John Milius - Guerilla Filmmaker
The great man on Red Dawn, the film that pitted Patrick Swayze and Charlie Sheen against the USSR.
Long before he fell ill and back when that dire remake was but a desperately bad idea, I chatted to Hollywood’s self-styled 'Zen anarchist' about masterminding the Soviet invasion of the United States.

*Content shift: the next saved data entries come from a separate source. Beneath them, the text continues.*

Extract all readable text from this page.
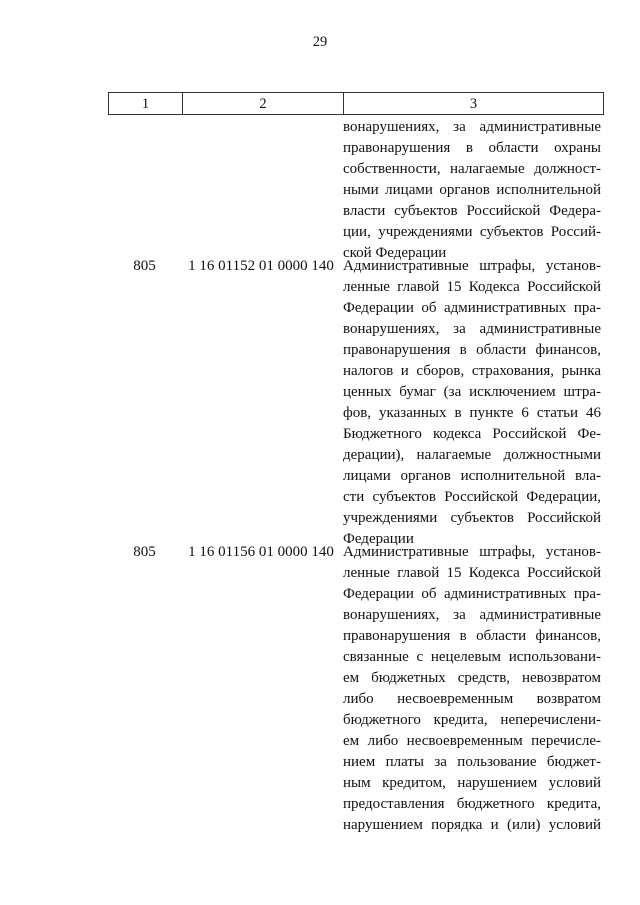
29
1	2	3
вонарушениях, за административные
правонарушения в области охраны
собственности, налагаемые должност-
ными лицами органов исполнительной
власти субъектов Российской Федера-
ции, учреждениями субъектов Россий-
ской Федерации
805	1 16 01152 01 0000 140 Административные штрафы, установ-
ленные главой 15 Кодекса Российской
Федерации об административных пра-
вонарушениях, за административные
правонарушения в области финансов,
налогов и сборов, страхования, рынка
ценных бумаг (за исключением штра-
фов, указанных в пункте 6 статьи 46
Бюджетного кодекса Российской Фе-
дерации), налагаемые должностными
лицами органов исполнительной вла-
сти субъектов Российской Федерации,
учреждениями субъектов Российской
Федерации
805	1 16 01156 01 0000 140 Административные штрафы, установ-
ленные главой 15 Кодекса Российской
Федерации об административных пра-
вонарушениях, за административные
правонарушения в области финансов,
связанные с нецелевым использовани-
ем бюджетных средств, невозвратом
либо несвоевременным возвратом
бюджетного кредита, неперечислени-
ем либо несвоевременным перечисле-
нием платы за пользование бюджет-
ным кредитом, нарушением условий
предоставления бюджетного кредита,
нарушением порядка и (или) условий
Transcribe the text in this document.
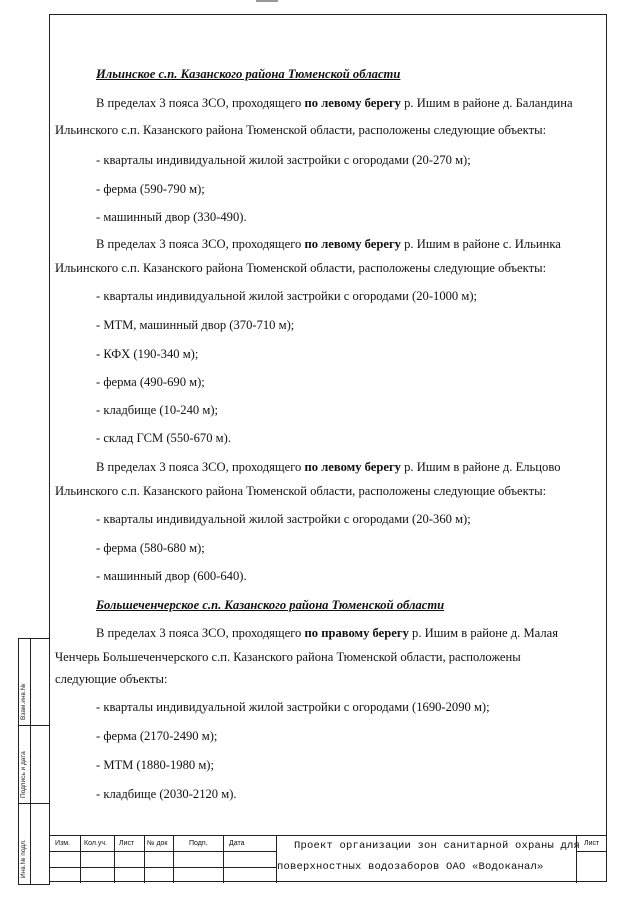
Взам.инв.№
Подпись и дата
Инв.№ подл.
Ильинское с.п. Казанского района Тюменской области
В пределах 3 пояса ЗСО, проходящего по левому берегу р. Ишим в районе д. Баландина
Ильинского с.п. Казанского района Тюменской области, расположены следующие объекты:
- кварталы индивидуальной жилой застройки с огородами (20-270 м);
- ферма (590-790 м);
- машинный двор (330-490).
В пределах 3 пояса ЗСО, проходящего по левому берегу р. Ишим в районе с. Ильинка
Ильинского с.п. Казанского района Тюменской области, расположены следующие объекты:
- кварталы индивидуальной жилой застройки с огородами (20-1000 м);
- МТМ, машинный двор (370-710 м);
- КФХ (190-340 м);
- ферма (490-690 м);
- кладбище (10-240 м);
- склад ГСМ (550-670 м).
В пределах 3 пояса ЗСО, проходящего по левому берегу р. Ишим в районе д. Ельцово
Ильинского с.п. Казанского района Тюменской области, расположены следующие объекты:
- кварталы индивидуальной жилой застройки с огородами (20-360 м);
- ферма (580-680 м);
- машинный двор (600-640).
Большеченчерское с.п. Казанского района Тюменской области
В пределах 3 пояса ЗСО, проходящего по правому берегу р. Ишим в районе д. Малая
Ченчерь Большеченчерского с.п. Казанского района Тюменской области, расположены
следующие объекты:
- кварталы индивидуальной жилой застройки с огородами (1690-2090 м);
- ферма (2170-2490 м);
- МТМ (1880-1980 м);
- кладбище (2030-2120 м).
Изм. Кол.уч. Лист № док	Подп.	Дата	Проект организации зон санитарной охраны для
поверхностных водозаборов ОАО «Водоканал»
Лист
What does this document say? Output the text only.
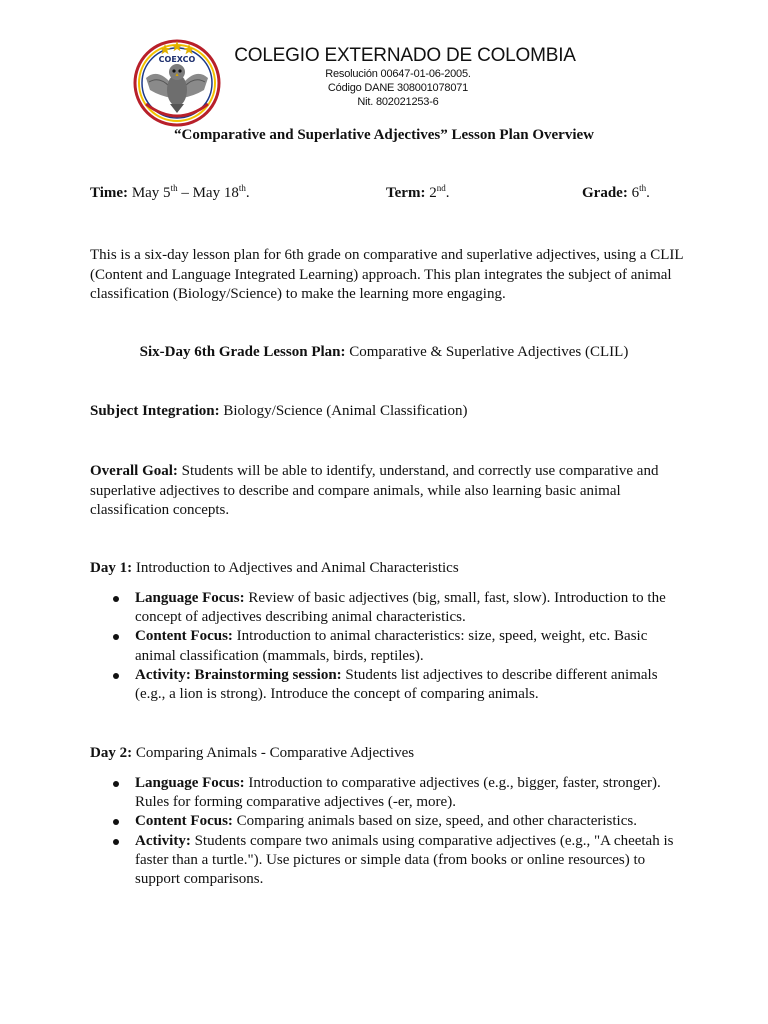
COEXCO	COLEGIO EXTERNADO DE COLOMBIA
Resolución 00647-01-06-2005.
Código DANE 308001078071
Nit. 802021253-6
“Comparative and Superlative Adjectives” Lesson Plan Overview
Time: May 5th – May 18th.	Term: 2nd.	Grade: 6th.
This is a six-day lesson plan for 6th grade on comparative and superlative adjectives, using a CLIL (Content and Language Integrated Learning) approach. This plan integrates the subject of animal classification (Biology/Science) to make the learning more engaging.
Six-Day 6th Grade Lesson Plan: Comparative & Superlative Adjectives (CLIL)
Subject Integration: Biology/Science (Animal Classification)
Overall Goal: Students will be able to identify, understand, and correctly use comparative and superlative adjectives to describe and compare animals, while also learning basic animal classification concepts.
Day 1: Introduction to Adjectives and Animal Characteristics
Language Focus: Review of basic adjectives (big, small, fast, slow). Introduction to the concept of adjectives describing animal characteristics.
Content Focus: Introduction to animal characteristics: size, speed, weight, etc. Basic animal classification (mammals, birds, reptiles).
Activity: Brainstorming session: Students list adjectives to describe different animals (e.g., a lion is strong). Introduce the concept of comparing animals.
Day 2: Comparing Animals - Comparative Adjectives
Language Focus: Introduction to comparative adjectives (e.g., bigger, faster, stronger). Rules for forming comparative adjectives (-er, more).
Content Focus: Comparing animals based on size, speed, and other characteristics.
Activity: Students compare two animals using comparative adjectives (e.g., "A cheetah is faster than a turtle."). Use pictures or simple data (from books or online resources) to support comparisons.
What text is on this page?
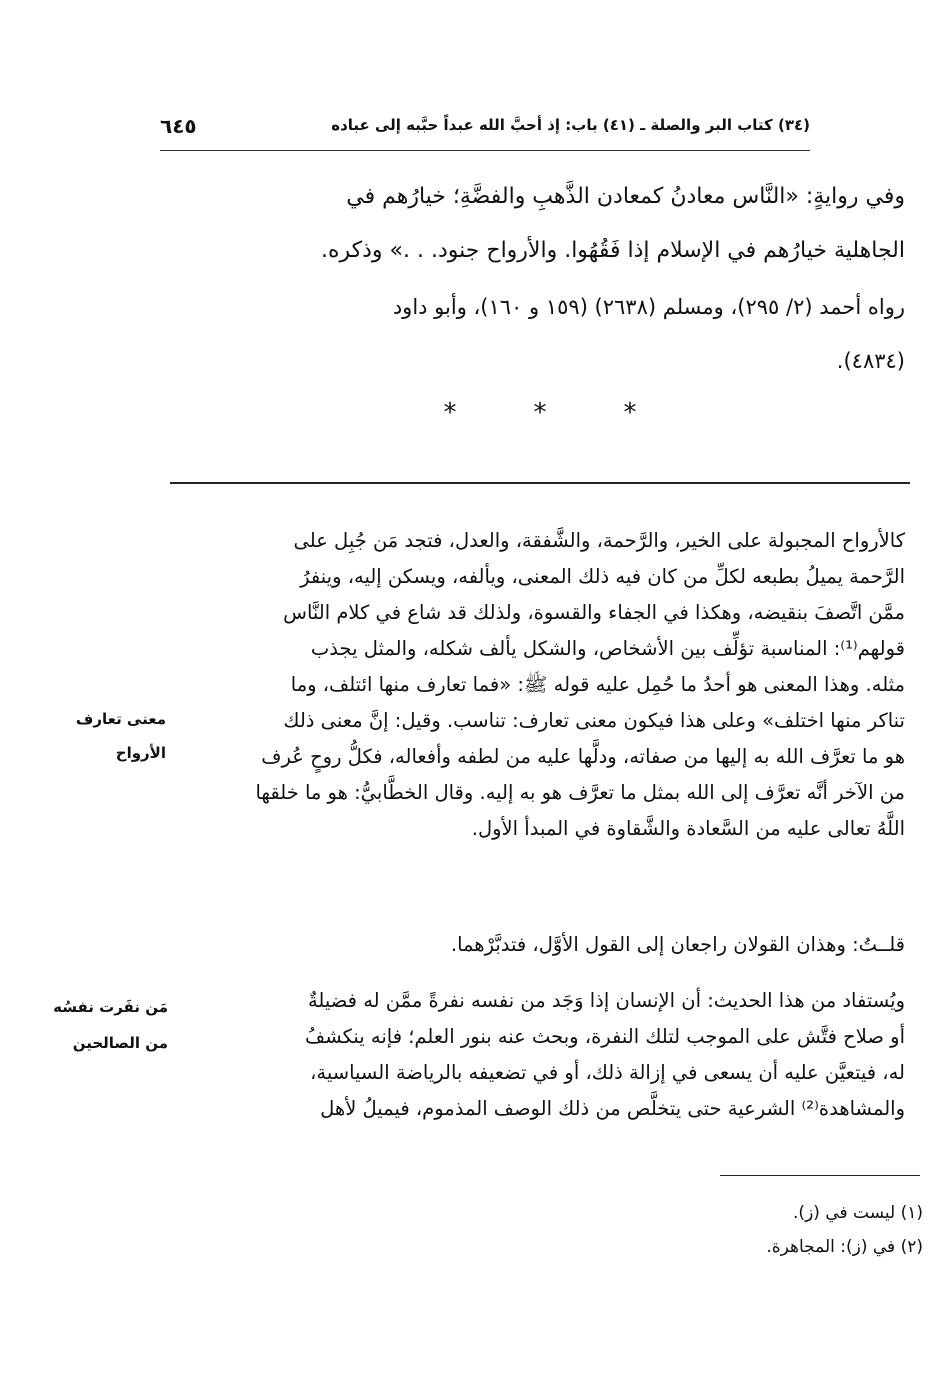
(٣٤) كتاب البر والصلة ـ (٤١) باب: إذ أحبَّ الله عبداً حبَّبه إلى عباده
٦٤٥
وفي روايةٍ: «النَّاس معادنُ كمعادن الذَّهبِ والفضَّةِ؛ خيارُهم في
الجاهلية خيارُهم في الإسلام إذا فَقُهُوا. والأرواح جنود. . .» وذكره.
رواه أحمد (٢/ ٢٩٥)، ومسلم (٢٦٣٨) (١٥٩ و ١٦٠)، وأبو داود
(٤٨٣٤).
*
*
*
كالأرواح المجبولة على الخير، والرَّحمة، والشَّفقة، والعدل، فتجد مَن جُبِل على
الرَّحمة يميلُ بطبعه لكلِّ من كان فيه ذلك المعنى، ويألفه، ويسكن إليه، وينفرُ
ممَّن اتَّصفَ بنقيضه، وهكذا في الجفاء والقسوة، ولذلك قد شاع في كلام النَّاس
قولهم⁽¹⁾: المناسبة تؤلِّف بين الأشخاص، والشكل يألف شكله، والمثل يجذب
مثله. وهذا المعنى هو أحدُ ما حُمِل عليه قوله ﷺ: «فما تعارف منها ائتلف، وما
تناكر منها اختلف» وعلى هذا فيكون معنى تعارف: تناسب. وقيل: إنَّ معنى ذلك
هو ما تعرَّف الله به إليها من صفاته، ودلَّها عليه من لطفه وأفعاله، فكلُّ روحٍ عُرف
من الآخر أنَّه تعرَّف إلى الله بمثل ما تعرَّف هو به إليه. وقال الخطَّابيُّ: هو ما خلقها
اللَّهُ تعالى عليه من السَّعادة والشَّقاوة في المبدأ الأول.
معنى تعارف
الأرواح
قلــتُ: وهذان القولان راجعان إلى القول الأوَّل، فتدبَّرْهما.
ويُستفاد من هذا الحديث: أن الإنسان إذا وَجَد من نفسه نفرةً ممَّن له فضيلةٌ
أو صلاح فتَّش على الموجب لتلك النفرة، وبحث عنه بنور العلم؛ فإنه ينكشفُ
له، فيتعيَّن عليه أن يسعى في إزالة ذلك، أو في تضعيفه بالرياضة السياسية،
والمشاهدة⁽²⁾ الشرعية حتى يتخلَّص من ذلك الوصف المذموم، فيميلُ لأهل
مَن نفَرت نفسُه
من الصالحين
(١) ليست في (ز).
(٢) في (ز): المجاهرة.
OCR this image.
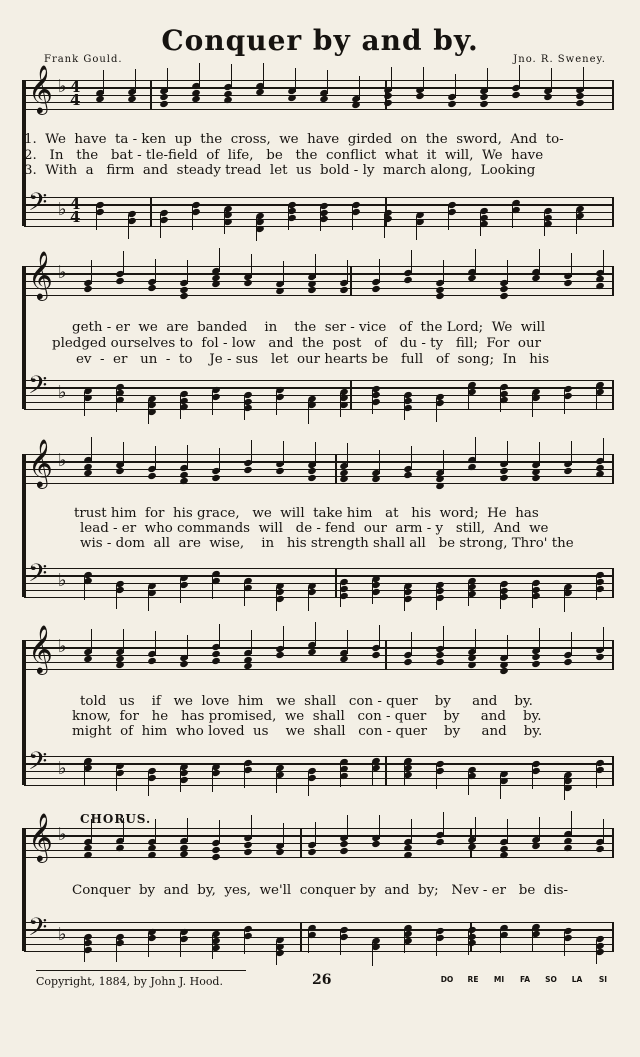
Conquer by and by.
Frank Gould.	Jno. R. Sweney.
𝄞
𝄢
♭
♭
4
4
4
4
𝄞
𝄢
♭
♭
𝄞
𝄢
♭
♭
𝄞
𝄢
♭
♭
𝄞
𝄢
♭
♭
CHORUS.
1.  We  have  ta - ken  up  the  cross,  we  have  girded  on  the  sword,  And  to-
2.   In   the   bat - tle-field  of  life,   be   the  conflict  what  it  will,  We  have
3.  With  a   firm  and  steady tread  let  us  bold - ly  march along,  Looking
geth - er  we  are  banded    in    the  ser - vice   of  the Lord;  We  will
pledged ourselves to  fol - low   and  the  post   of   du - ty   fill;  For  our
ev  -  er   un  -  to    Je - sus   let  our hearts be   full   of  song;  In   his
trust him  for  his grace,   we  will  take him   at   his  word;  He  has
lead - er  who commands  will   de - fend  our  arm - y   still,  And  we
wis - dom  all  are  wise,    in   his strength shall all   be strong, Thro' the
told   us    if   we  love  him   we  shall   con - quer    by     and    by.
know,  for   he   has promised,  we  shall   con - quer    by     and    by.
might  of  him  who loved  us    we  shall   con - quer    by     and    by.
Conquer  by  and  by,  yes,  we'll  conquer by  and  by;   Nev - er   be  dis-
Copyright, 1884, by John J. Hood.	26	DO RE MI FA SO LA SI
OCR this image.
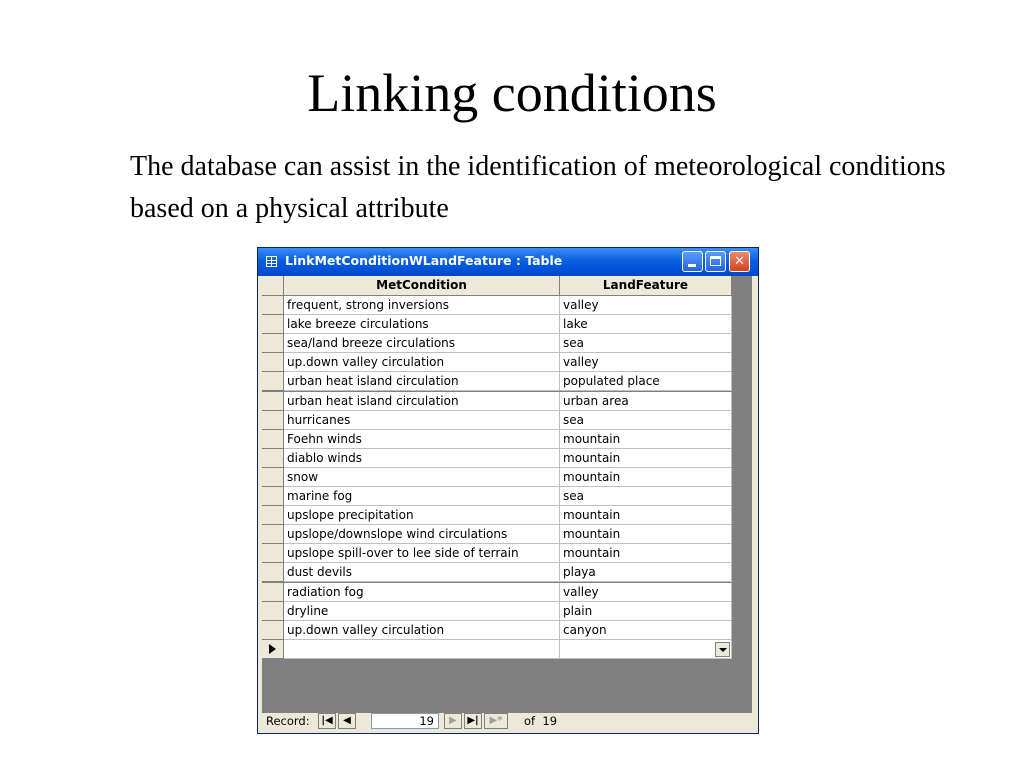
Linking conditions
The database can assist in the identification of meteorological conditions based on a physical attribute
LinkMetConditionWLandFeature : Table	✕
MetCondition	LandFeature
frequent, strong inversions	valley
lake breeze circulations	lake
sea/land breeze circulations	sea
up.down valley circulation	valley
urban heat island circulation	populated place
urban heat island circulation	urban area
hurricanes	sea
Foehn winds	mountain
diablo winds	mountain
snow	mountain
marine fog	sea
upslope precipitation	mountain
upslope/downslope wind circulations	mountain
upslope spill-over to lee side of terrain	mountain
dust devils	playa
radiation fog	valley
dryline	plain
up.down valley circulation	canyon
Record:	|◀	◀	19	▶	▶|	▶*	of 19
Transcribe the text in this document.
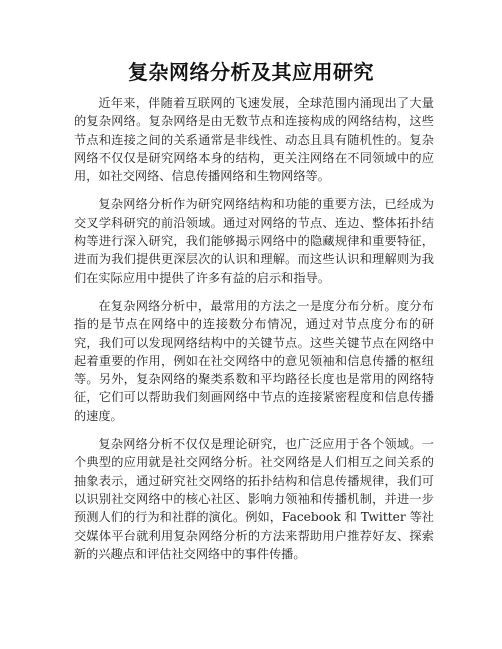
复杂网络分析及其应用研究

近年来，伴随着互联网的飞速发展，全球范围内涌现出了大量的复杂网络。复杂网络是由无数节点和连接构成的网络结构，这些节点和连接之间的关系通常是非线性、动态且具有随机性的。复杂网络不仅仅是研究网络本身的结构，更关注网络在不同领域中的应用，如社交网络、信息传播网络和生物网络等。

复杂网络分析作为研究网络结构和功能的重要方法，已经成为交叉学科研究的前沿领域。通过对网络的节点、连边、整体拓扑结构等进行深入研究，我们能够揭示网络中的隐藏规律和重要特征，进而为我们提供更深层次的认识和理解。而这些认识和理解则为我们在实际应用中提供了许多有益的启示和指导。

在复杂网络分析中，最常用的方法之一是度分布分析。度分布指的是节点在网络中的连接数分布情况，通过对节点度分布的研究，我们可以发现网络结构中的关键节点。这些关键节点在网络中起着重要的作用，例如在社交网络中的意见领袖和信息传播的枢纽等。另外，复杂网络的聚类系数和平均路径长度也是常用的网络特征，它们可以帮助我们刻画网络中节点的连接紧密程度和信息传播的速度。

复杂网络分析不仅仅是理论研究，也广泛应用于各个领域。一个典型的应用就是社交网络分析。社交网络是人们相互之间关系的抽象表示，通过研究社交网络的拓扑结构和信息传播规律，我们可以识别社交网络中的核心社区、影响力领袖和传播机制，并进一步预测人们的行为和社群的演化。例如，Facebook 和 Twitter 等社交媒体平台就利用复杂网络分析的方法来帮助用户推荐好友、探索新的兴趣点和评估社交网络中的事件传播。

How did Red Dawn come into being?
To a certain degree, it came from every movie I'd made up until that point being pissed on by the critics. Red Dawn was my fifth film as director. I'd made [gangster biopic] Dillinger, which got some mixed reviews, I'd shot [period action drama] The Wind And The Lion which the critics said made Teddy Roosevelt look ridiculous, I'd made my surf movie Big Wednesday which was dismissed as being pretentious. And then I made Conan The Barbarian which got the worst reviews any filmmaker's ever received. So I just thought, "Fuck you! I'm gonna make the movie I want and you guys can go shit in your hands and clap."
And more immediately?
It came from me and Kevin Reynolds [who went on to direct Robin Hood: Prince Of Thieves and Waterwold] wanting to write about the biggest issue of the time, which was the threat posed to America by the Soviet Union. You couldn't open a paper back in the early '80s without someone asking what we would do if the Russians crossed the Bering Strait. I just thought we should take that thinking to its logical conclusion and write about a band of young Americans trying to defend their country from the Soviet menace.